Todos os anos, no último dia de Fevereiro, se celebra o Dia Mundial das Doenças Raras. E o objectivo do dia de hoje é sensibilizar a população para este tipo de doenças e para as dificuldades que os seus portadores enfrentam para obterem um diagnóstico, um tratamento ou, quando possível, uma cura. E por falar em tratamentos e curas, sendo que um dos objectivos da indústria farmacêutica passa pelo lucro, é óbvio que existe uma enorme relutância em desenvolver medicamentos para estas doenças, uma vez que o pequeno mercado a que se destinam dificilmente conseguirá retornar a quantia investida na investigação e no desenvolvimento dos fármacos.

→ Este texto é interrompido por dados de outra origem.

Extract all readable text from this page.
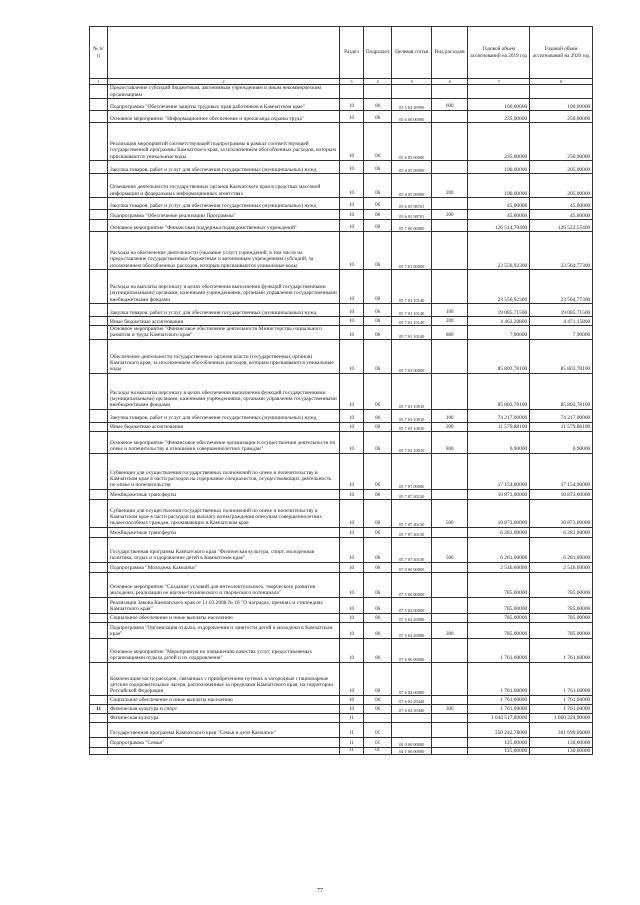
№ п/п		Раздел	Подраздел	Целевая статья	Вид расходов	Годовой объем ассигнований на 2019 год	Годовой объем ассигнований на 2020 год
1	2	3	4	5	6	7	8
	Предоставление субсидий бюджетным, автономным учреждениям и иным некоммерческим организациям						
	Подпрограмма "Обеспечение защиты трудовых прав работников в Камчатском крае"	10	06	05 5 04 49990	600	100,00000	100,00000
	Основное мероприятие "Информационное обеспечение и пропаганда охраны труда"	10	06	05 6 00 00000		235,00000	250,00000
	Реализация мероприятий соответствующей подпрограммы в рамках соответствующей государственной программы Камчатского края, за исключением обособленных расходов, которым присваиваются уникальные коды	10	06	05 6 05 00000		235,00000	250,00000
	Закупка товаров, работ и услуг для обеспечения государственных (муниципальных) нужд	10	06	05 6 05 09990		190,00000	205,00000
	Освещение деятельности государственных органов Камчатского края в средствах массовой информации и федеральных информационных агентствах	10	06	05 6 05 09990	200	190,00000	205,00000
	Закупка товаров, работ и услуг для обеспечения государственных (муниципальных) нужд	10	06	05 6 05 98701		45,00000	45,00000
	Подпрограмма "Обеспечение реализации Программы"	10	06	05 6 05 98701	200	45,00000	45,00000
	Основное мероприятие "Финансовая поддержка подведомственных учреждений"	10	06	05 7 00 00000		126 514,70400	126 522,55400
	Расходы на обеспечение деятельности (оказание услуг) учреждений, в том числе на предоставление государственным бюджетным и автономным учреждениям субсидий, за исключением обособленных расходов, которым присваиваются уникальные коды	10	06	05 7 01 00000		23 556,92300	23 564,77300
	Расходы на выплаты персоналу в целях обеспечения выполнения функций государственными (муниципальными) органами, казенными учреждениями, органами управления государственными внебюджетными фондами	10	06	05 7 01 10140		23 556,92300	23 564,77300
	Закупка товаров, работ и услуг для обеспечения государственных (муниципальных) нужд	10	06	05 7 01 10140	100	19 085,71500	19 085,71500
	Иные бюджетные ассигнования	10	06	05 7 01 10140	200	4 463,20800	4 471,15800
	Основное мероприятие "Финансовое обеспечение деятельности Министерства социального развития и труда Камчатского края"	10	06	05 7 01 10140	800	7,90000	7,90000
	Обеспечение деятельности государственных органов власти (государственных органов) Камчатского края, за исключением обособленных расходов, которым присваиваются уникальные коды	10	06	05 7 03 00000		85 803,78100	85 803,78100
	Расходы на выплаты персоналу в целях обеспечения выполнения функций государственными (муниципальными) органами, казенными учреждениями, органами управления государственными внебюджетными фондами	10	06	05 7 03 10010		85 803,78100	85 803,78100
	Закупка товаров, работ и услуг для обеспечения государственных (муниципальных) нужд	10	06	05 7 03 10010	100	74 217,00000	74 217,00000
	Иные бюджетные ассигнования	10	06	05 7 03 10010	200	11 579,88100	11 579,88100
	Основное мероприятие "Финансовое обеспечение организации и осуществления деятельности по опеке и попечительству в отношении совершеннолетних граждан"	10	06	05 7 03 10010	800	6,90000	6,90000
	Субвенции для осуществления государственных полномочий по опеке и попечительству в Камчатском крае в части расходов на содержание специалистов, осуществляющих деятельность по опеке и попечительству	10	06	05 7 07 00000		17 154,00000	17 154,00000
	Межбюджетные трансферты	10	06	05 7 07 40120		10 873,00000	10 873,00000
	Субвенции для осуществления государственных полномочий по опеке и попечительству в Камчатском крае в части расходов на выплату вознаграждения опекунам совершеннолетних недееспособных граждан, проживающих в Камчатском крае	10	06	05 7 07 40120	500	10 873,00000	10 873,00000
	Межбюджетные трансферты	10	06	05 7 07 40150		6 281,00000	6 281,00000
	Государственная программа Камчатского края "Физическая культура, спорт, молодежная политика, отдых и оздоровление детей в Камчатском крае"	10	06	05 7 07 40150	500	6 281,00000	6 281,00000
	Подпрограмма "Молодежь Камчатки"	10	06	07 0 00 00000		2 546,60000	2 546,60000
	Основное мероприятие "Создание условий для интеллектуального, творческого развития молодежи, реализации ее научно-технического и творческого потенциала"	10	06	07 5 00 00000		785,00000	785,00000
	Реализация Закона Камчатского края от 11.03.2008 № 18 "О наградах, премиях и стипендиях Камчатского края"	10	06	07 5 02 00000		785,00000	785,00000
	Социальное обеспечение и иные выплаты населению	10	06	07 5 02 20080		785,00000	785,00000
	Подпрограмма "Организация отдыха, оздоровления и занятости детей и молодежи в Камчатском крае"	10	06	07 5 02 20080	300	785,00000	785,00000
	Основное мероприятие "Мероприятия по повышению качества услуг, предоставляемых организациями отдыха детей и их оздоровления"	10	06	07 6 00 00000		1 761,60000	1 761,60000
	Компенсация части расходов, связанных с приобретением путевок в загородные стационарные детские оздоровительные лагеря, расположенные за пределами Камчатского края, на территории Российской Федерации	10	06	07 6 02 00000		1 761,60000	1 761,60000
	Социальное обеспечение и иные выплаты населению	10	06	07 6 02 20440		1 761,60000	1 761,60000
11	Физическая культура и спорт	10	06	07 6 02 20440	300	1 761,60000	1 761,60000
	Физическая культура	11				1 044 517,89000	1 060 224,90000
	Государственная программа Камчатского края "Семья и дети Камчатки"	11	01			350 242,78000	361 699,06000
	Подпрограмма "Семья"	11	01	04 0 00 00000		125,00000	130,00000
		11	01	04 1 00 00000		125,00000	130,00000
77
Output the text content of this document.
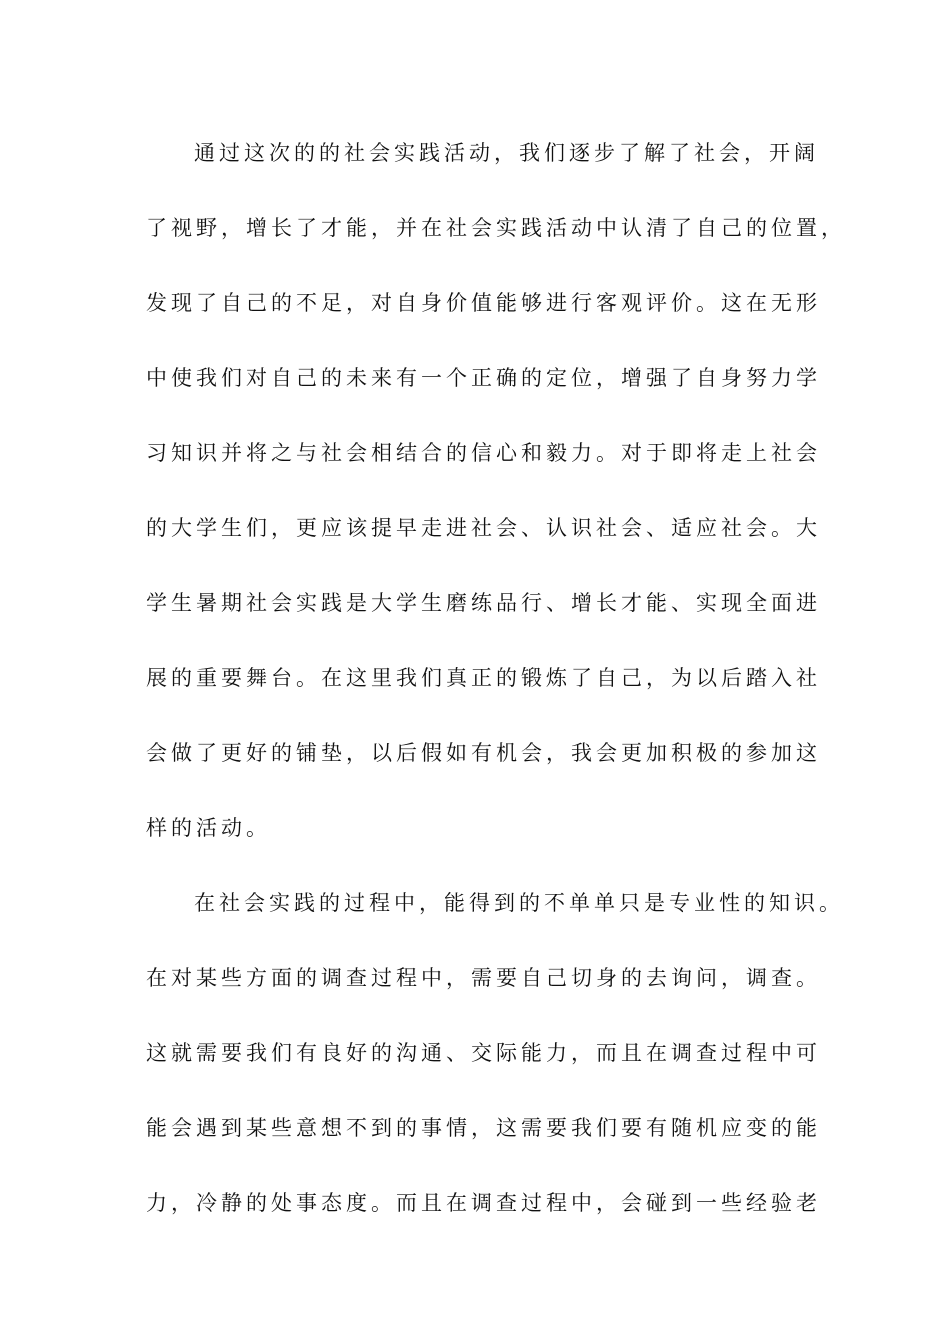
通过这次的的社会实践活动，我们逐步了解了社会，开阔
了视野，增长了才能，并在社会实践活动中认清了自己的位置，
发现了自己的不足，对自身价值能够进行客观评价。这在无形
中使我们对自己的未来有一个正确的定位，增强了自身努力学
习知识并将之与社会相结合的信心和毅力。对于即将走上社会
的大学生们，更应该提早走进社会、认识社会、适应社会。大
学生暑期社会实践是大学生磨练品行、增长才能、实现全面进
展的重要舞台。在这里我们真正的锻炼了自己，为以后踏入社
会做了更好的铺垫，以后假如有机会，我会更加积极的参加这
样的活动。
在社会实践的过程中，能得到的不单单只是专业性的知识。
在对某些方面的调查过程中，需要自己切身的去询问，调查。
这就需要我们有良好的沟通、交际能力，而且在调查过程中可
能会遇到某些意想不到的事情，这需要我们要有随机应变的能
力，冷静的处事态度。而且在调查过程中，会碰到一些经验老
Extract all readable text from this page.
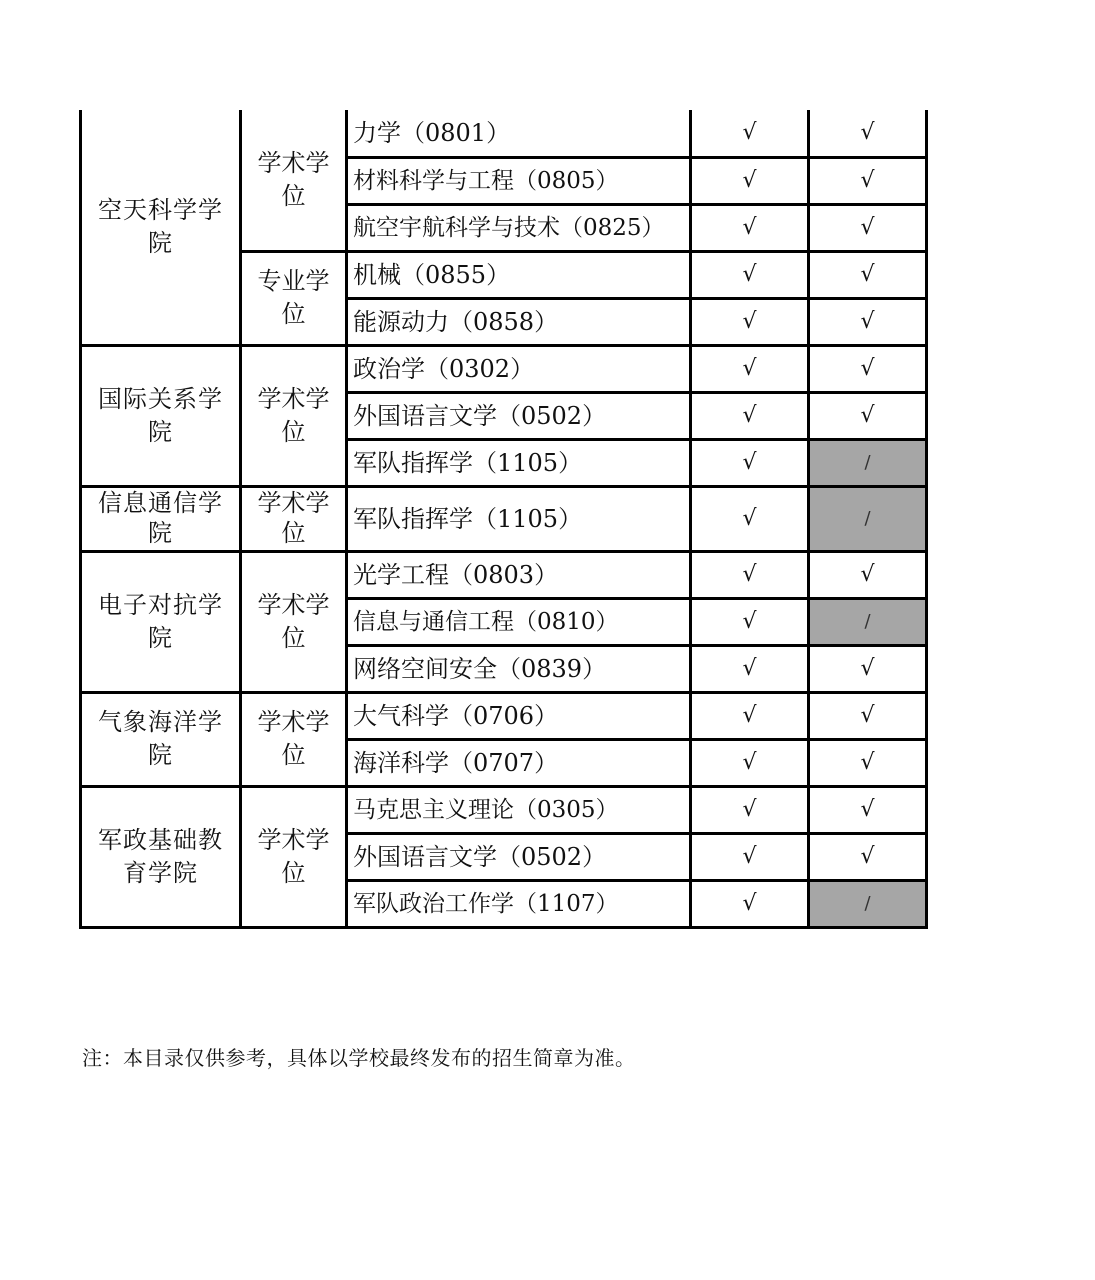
空天科学学院	学术学位	力学（0801）	√	√
		材料科学与工程（0805）	√	√
		航空宇航科学与技术（0825）	√	√
	专业学位	机械（0855）	√	√
		能源动力（0858）	√	√
国际关系学院	学术学位	政治学（0302）	√	√
		外国语言文学（0502）	√	√
		军队指挥学（1105）	√	/
信息通信学院	学术学位	军队指挥学（1105）	√	/
电子对抗学院	学术学位	光学工程（0803）	√	√
		信息与通信工程（0810）	√	/
		网络空间安全（0839）	√	√
气象海洋学院	学术学位	大气科学（0706）	√	√
		海洋科学（0707）	√	√
军政基础教育学院	学术学位	马克思主义理论（0305）	√	√
		外国语言文学（0502）	√	√
		军队政治工作学（1107）	√	/
注：本目录仅供参考，具体以学校最终发布的招生简章为准。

Quem é que não se lembra do caso da pequena Matilde, a bebé portuguesa com atrofia muscular espinhal tipo 1, que viu um país inteiro unir-se ao esforço dos pais para adquirir o Zolgensma, que custa a módica quantia de 1,9 milhões de euros? E se é certo que o fármaco acabou por ser comparticipado pelo Estado, também é certo que existe um longo caminho a percorrer no que toca aos medicamentos órfãos — é esta a designação dos fármacos que têm como função específica o tratamento de doenças raras. Ainda que na União Europeia exista, desde 1999, uma política comum sobre os medicamentos órfãos e que se tenham implementado incentivos para que as empresas de saúde e tecnologia se dediquem a esta área, do ponto de vista puramente comercial o desenvolvimento e a investigação destes fármacos continuam a ser pouco atractivos. Tal como quase tudo na doença, não é?
A doença é incómoda, repele e fica mal nos feeds coloridos do Instagram. Também não origina grandes comentários no Twitter. Até porque, na época em que vivemos, é quase de bom-tom não trazermos alguns assuntos para cima da mesa. Porque a gente até sabe que eles existem, mas gosta de poder esquecer-se deles em paz. E é isso que o dia de hoje tenta combater.
É imperativo que paremos com a “coitadinhização” dos doentes raros e famílias ao mesmo tempo que encolhemos os ombros e soltamos um “o que é que eu posso fazer, não é?”. Porque a verdade é que podemos fazer muita coisa. E a primeira de todas é olharmos com atenção para as Lúcias Jacintas desta vida e pararmos para lhes perguntar, a elas e às suas famílias, o que sentem ou do que é que precisam. É que elas até podem ter nascido a 13 de Maio e ter o nome de duas das pastorinhas que viram Nossa Senhora. Mas estão longe, muito longe, de terem sido abençoadas.